Collaboro con gli studi di architettura e ingegneria nel momento in cui è necessario indirizzare il progetto -anche provvisoriamente- verso una forma finita ed esteticamente compiuta, in vista di una presentazione al committente. Ciò significa lavorare a stretto contatto con i progettisti, nei tempi brevissimi che vanno dalla definizione del progetto alla consegna del lavoro. La mia attività, perciò, entra a pieno titolo nel processo, come strumento di verifica e ridefinizione dello spazio, attraverso l’immagine prospettica.
Lavoro in un mio proprio studio, il che mi permette di disporre delle risorse umane e tecniche di volta in volta necessarie.
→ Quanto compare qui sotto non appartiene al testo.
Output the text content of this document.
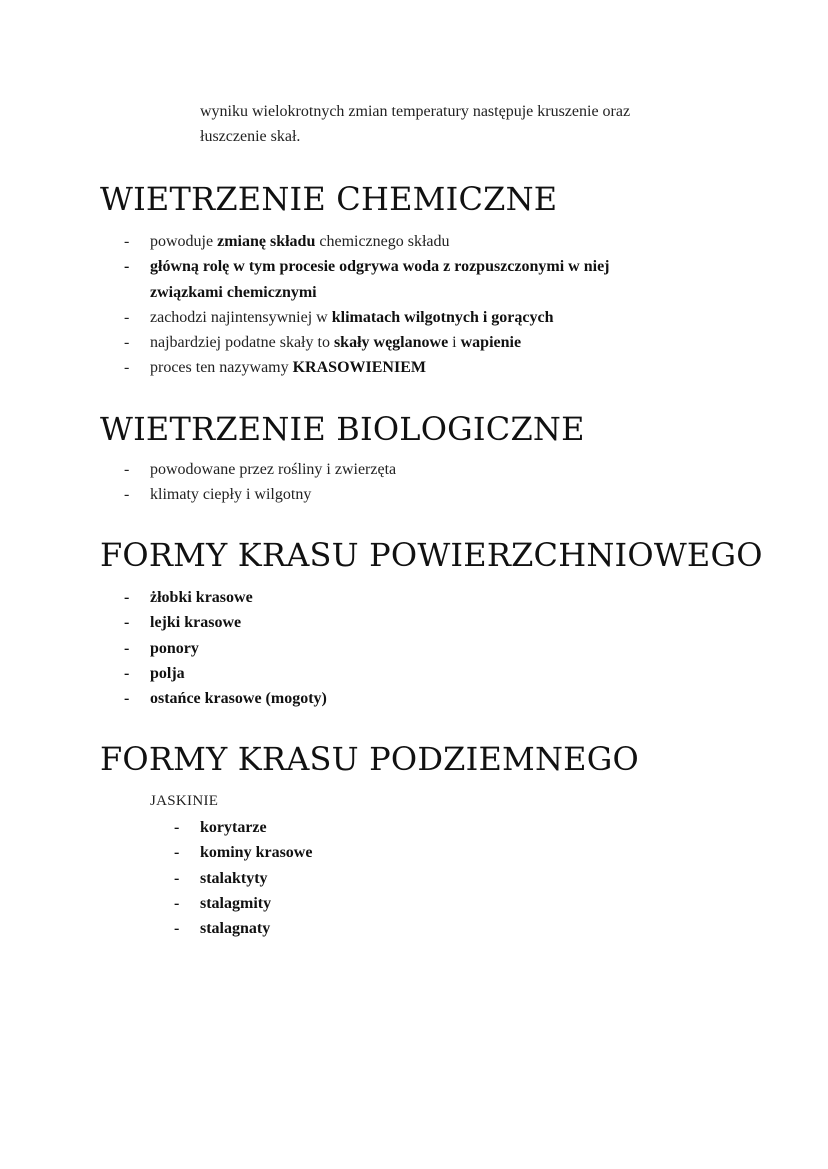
wyniku wielokrotnych zmian temperatury następuje kruszenie oraz

łuszczenie skał.

WIETRZENIE CHEMICZNE
- powoduje zmianę składu chemicznego składu
- główną rolę w tym procesie odgrywa woda z rozpuszczonymi w niej
związkami chemicznymi
- zachodzi najintensywniej w klimatach wilgotnych i gorących
- najbardziej podatne skały to skały węglanowe i wapienie
- proces ten nazywamy KRASOWIENIEM
WIETRZENIE BIOLOGICZNE
- powodowane przez rośliny i zwierzęta
- klimaty ciepły i wilgotny
FORMY KRASU POWIERZCHNIOWEGO
- żłobki krasowe
- lejki krasowe
- ponory
- polja
- ostańce krasowe (mogoty)
FORMY KRASU PODZIEMNEGO
JASKINIE
- korytarze
- kominy krasowe
- stalaktyty
- stalagmity
- stalagnaty
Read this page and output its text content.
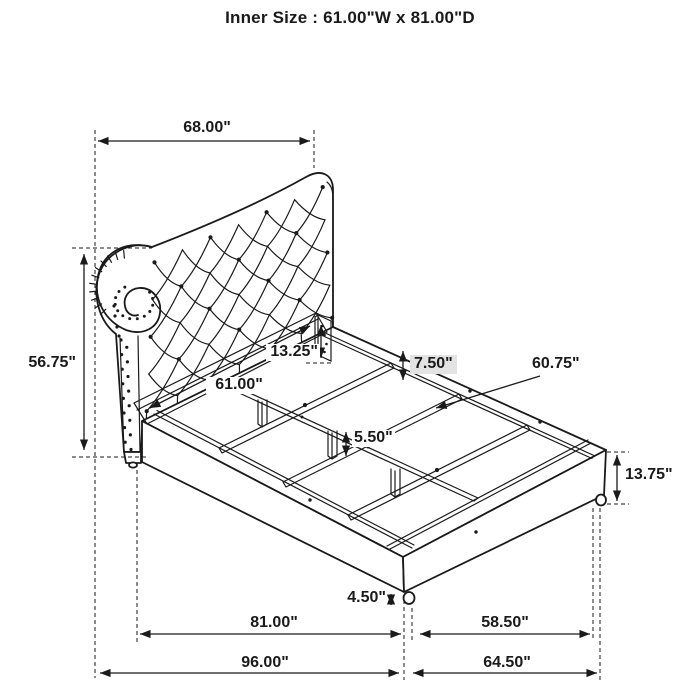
Inner Size : 61.00"W x 81.00"D
68.00"
56.75"
61.00"
13.25"
7.50"	60.75"
5.50"
13.75"
4.50"
81.00"	58.50"
96.00"	64.50"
Ho particolare interesse per tecniche di rappresentazione alternativa, come il real-time, e devo dire anche nelle possibilità che il mezzo digitale offre a discipline diverse dall’architettura: arte, fotografia.
Omology, nato come sito-portfolio, ora è un blog su cui posso condividere tutto quello che c’è dietro il mio lavoro: le fasi di studo, le scelte operate, i riferimenti, le ispirazioni, le attività collaterali; un patrimonio, penso, che molto spesso perdiamo nel momento in cui pubblichiamo un’immagine secca, senza tutto l’insieme di cose che l’hanno prodotta. Sono contento di questo spazio di espressione, e sono sicuro che sarà utile per molti miei colleghi e amici.